J’ai eu le plaisir de participer au numéro de Documentaliste & Sciences de l’information fêtant les 50 ans e de l’ADBS. On m’a demandé de réfléchir à ce que serait le métier de veilleur dans 50 ans. Grand fan de science-fiction (et de son rapport avec nos métiers) je ne me suis pas fait prié et la courte nouvelle ci-dessous est le fruit de ces cogitations. Je remercie au passage les journalistes d’Internet Actu de leurs articles sur les NBIC qui m’ont « alimenté ». A vrai dire je pense que tout cela sera dépassé dans 50 ans (dans 25?) mais c’était amusant de tenter l’exercice.
Paris 2063
Vernor se réveilla en sursaut. La puissante alerte mentale qu’il venait de recevoir indiquait une altération nette de l’environnement qu’il surveillait pour le compte de Runciter & Singh. Depuis trente ans, cette société achetait et exploitait les terres rares qui alimentaient en métaux précieux les constructeurs de bio-implants du monde entier. D’un déclic mental, Vernor éveilla son propre implant Google, un descendant des mythiques Google Glasses.
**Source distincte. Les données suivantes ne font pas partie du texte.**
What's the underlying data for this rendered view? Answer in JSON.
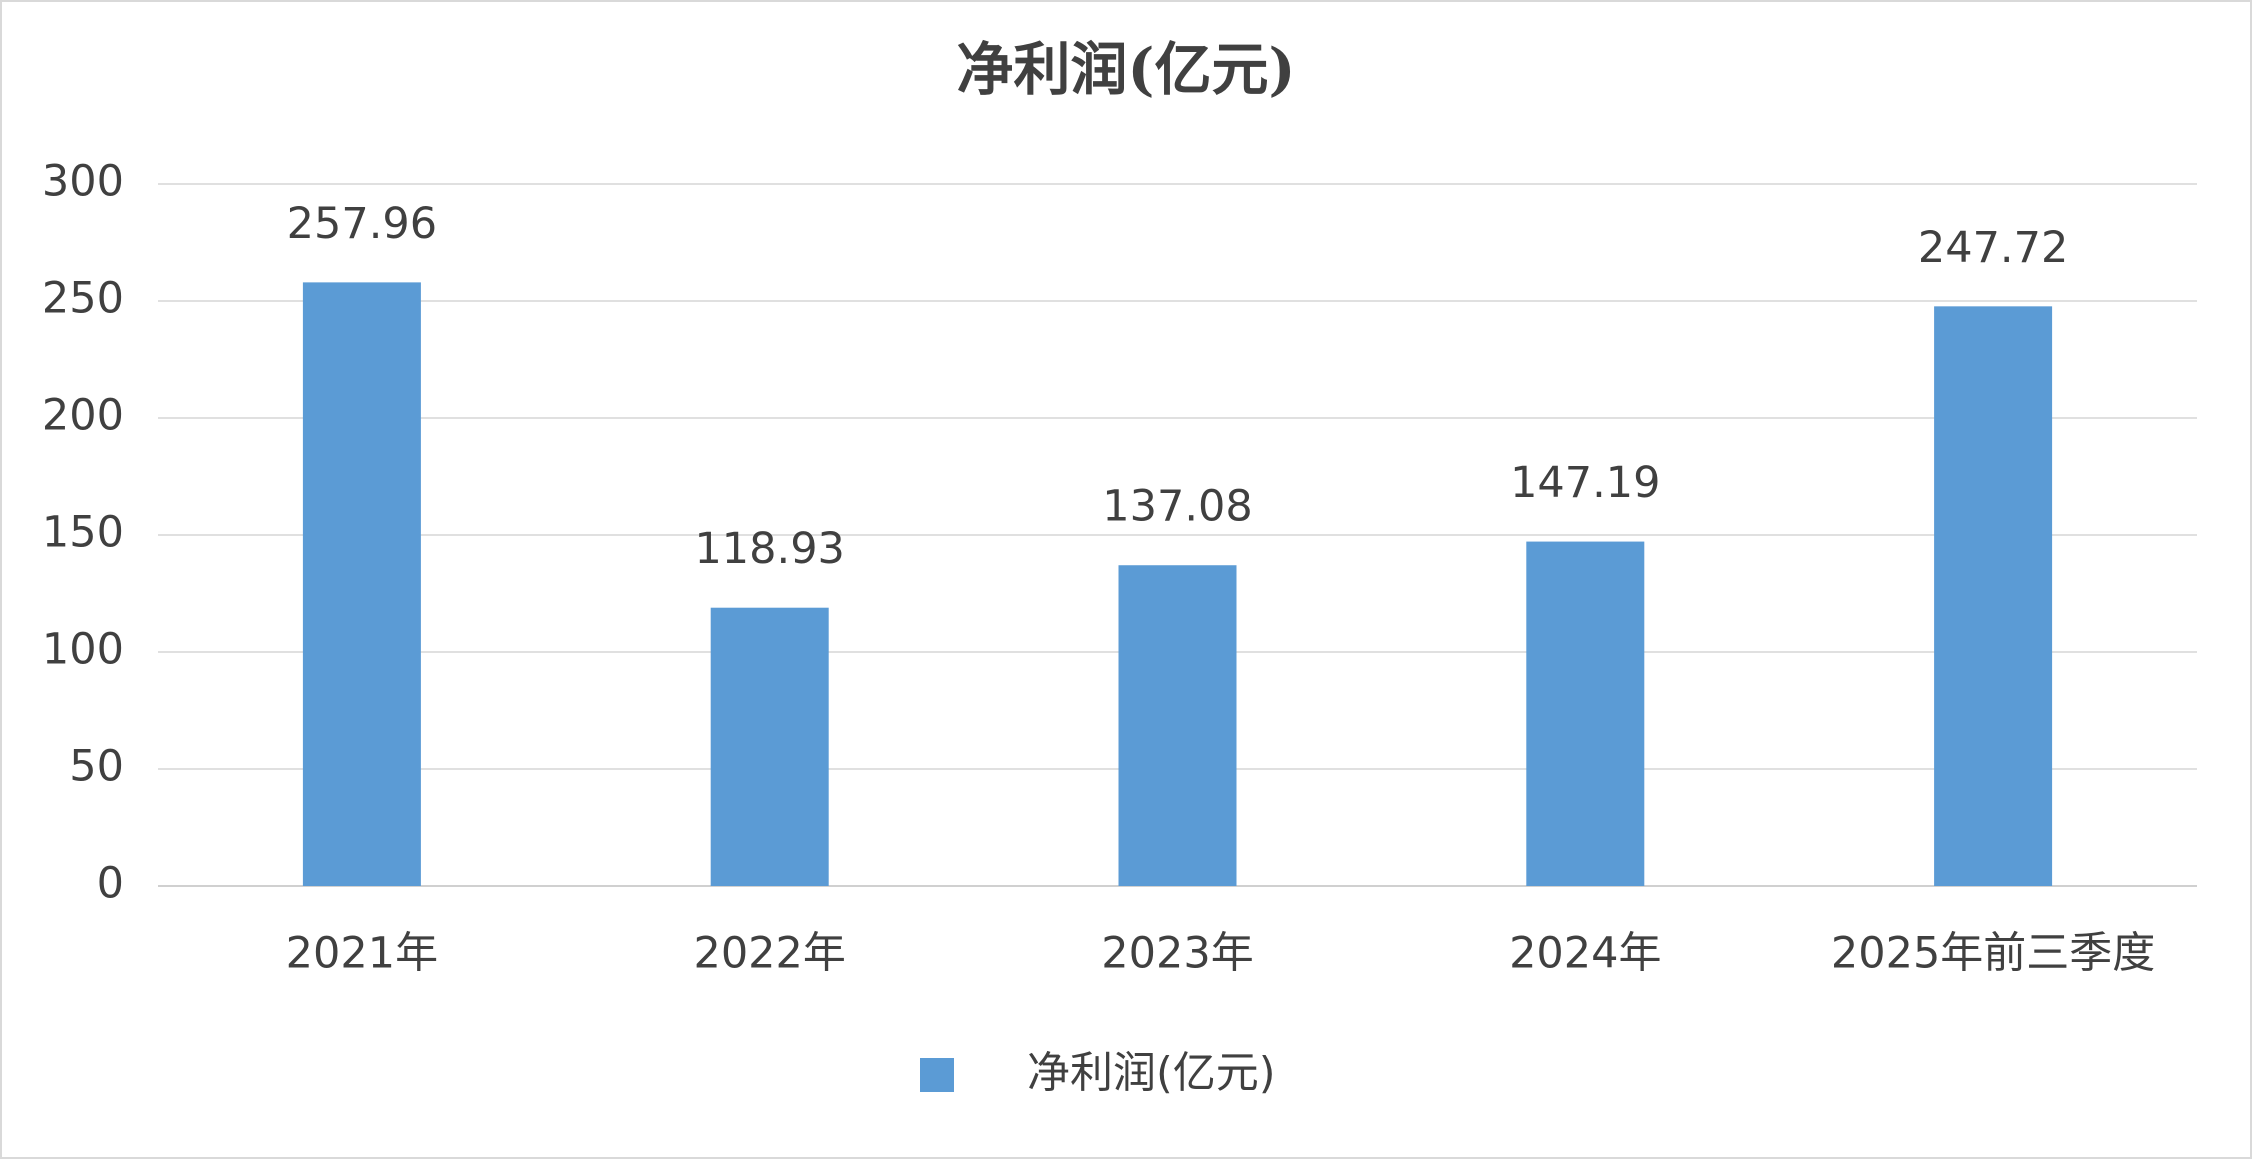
{
  "chart_data": {
    "type": "bar",
    "title": "净利润(亿元)",
    "categories": [
      "2021年",
      "2022年",
      "2023年",
      "2024年",
      "2025年前三季度"
    ],
    "series": [
      {
        "name": "净利润(亿元)",
        "color": "#5b9bd5",
        "values": [
          257.96,
          118.93,
          137.08,
          147.19,
          247.72
        ]
      }
    ],
    "ylim": [
      0,
      300
    ],
    "yticks": [
      0,
      50,
      100,
      150,
      200,
      250,
      300
    ],
    "grid": true,
    "legend": "bottom"
  }
}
Il entama alors la discussion avec Eva, sa persona, une représentation anthropomorphique qu’il s’était créée depuis le départ d’Eva, la vraie… La nouvelle Eva donnait corps à l’intelligence artificielle qui se nourrissait depuis quinze ans de la personnalité de Vernor, de ses besoins professionnels et personnels, de ses envies qu’elle devançait maintenant en permanence. Un double de lui-même en somme, qui pesait lourd dans les négociations financières menées durant les entretiens d’embauche ! Jour après jour, Eva l’aidait à analyser des zettaoctets de matières numériques, ses terres rares à lui, constituées de datas provenant de capteurs fixes ou mobiles, terrestre ou spatiaux, implantés dans des humains ou des animaux, dans des moteurs ou sur des frigos et issues de textes, de vidéos, de fichiers audios, etc. Ce flux infini passait par la monstrueuse moulinette analytique qu’ils pilotaient de concert pour être transformé en éléments de réponses à ses questions, mais surtout pour l’aider à détecter les schémas déviants et anomalies du continuum informationnel commun. Et c’est bien ce à quoi il faisait face en ce moment même.
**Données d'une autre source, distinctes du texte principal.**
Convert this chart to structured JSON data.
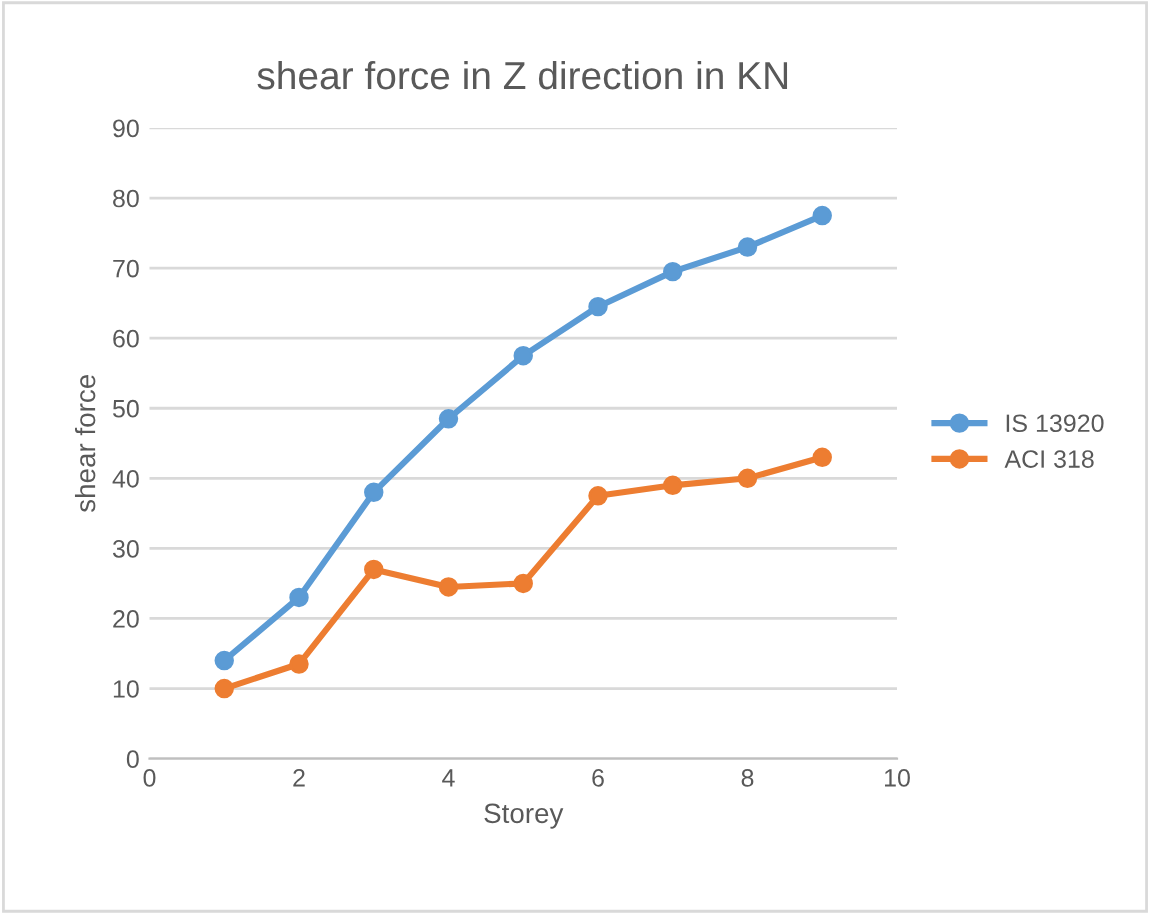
{
  "chart_data": {
    "type": "line",
    "title": "shear force in Z direction in KN",
    "xlabel": "Storey",
    "ylabel": "shear force",
    "x": [
      1,
      2,
      3,
      4,
      5,
      6,
      7,
      8,
      9
    ],
    "series": [
      {
        "name": "IS 13920",
        "color": "#5b9bd5",
        "values": [
          14,
          23,
          38,
          48.5,
          57.5,
          64.5,
          69.5,
          73,
          77.5
        ]
      },
      {
        "name": "ACI 318",
        "color": "#ed7d31",
        "values": [
          10,
          13.5,
          27,
          24.5,
          25,
          37.5,
          39,
          40,
          43
        ]
      }
    ],
    "xlim": [
      0,
      10
    ],
    "xticks": [
      0,
      2,
      4,
      6,
      8,
      10
    ],
    "ylim": [
      0,
      90
    ],
    "yticks": [
      0,
      10,
      20,
      30,
      40,
      50,
      60,
      70,
      80,
      90
    ],
    "grid": "y",
    "legend": "right",
    "marker": "circle",
    "line_style": "solid"
  }
}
D’un nouveau déclic mental il passa en mode collectif. L’implant lui ouvrit la connexion vers les onze autres éveilleurs de la compagnie. Leurs douze personas avaient déjà synthétisé la situation en un modèle global dont chacun explorait les cordes et les nuds et qui indiquait un risque potentiel autour du site malais de Kuantan où la compagnie extrayait plusieurs variétés de monazite. La conjonction qui avait généré l’alerte était constituée principalement d’articles de journaux locaux datant de quatre à six mois, évoquant l’exaspération croissante des populations face aux pollutions générées par l’extraction du minerai, de l’interception sur le réseau Crypto Gopher d’une annonce recherchant certains profils techniques parlant le dialecte du cru et de la détection par un satellite de la compagnie d’une hausse anormalement élevée des activités humaines aux abords du site. Le signal ayant entraîné l’alerte était finalement venu de l’accostage il y a une demi-heure au port de Kuantan d’un bateau passé quelques semaines plus tôt par les Zones aveugles, ces régions du monde qui, volontairement ou faute de moyens, ne produisaient pas suffisamment de données pour être intégrées au grand jeu économique international et étaient devenus de fait le repère des bio-conservateurs, des religieux anti-implants et autres terroristes éthiques.
Arguant d’un manque d’informations, les éveilleurs Sebastian, Rachel et Léon furent les seuls à émettre des réserves sur la fiabilité des scenarii issus du modèle, qui tous pourtant indiquaient un risque de coup de main sur le site dans les 48 heures, mais le quorum était largement atteint. Eva se chargerait de transmettre la décision des éveilleurs à la persona de Voight-Kampff, le directeur stratégique de la compagnie, qui déciderait alors des suites à donner. « L’info passe, l’action suit », une fois de plus la devise des éveilleurs serait respectée.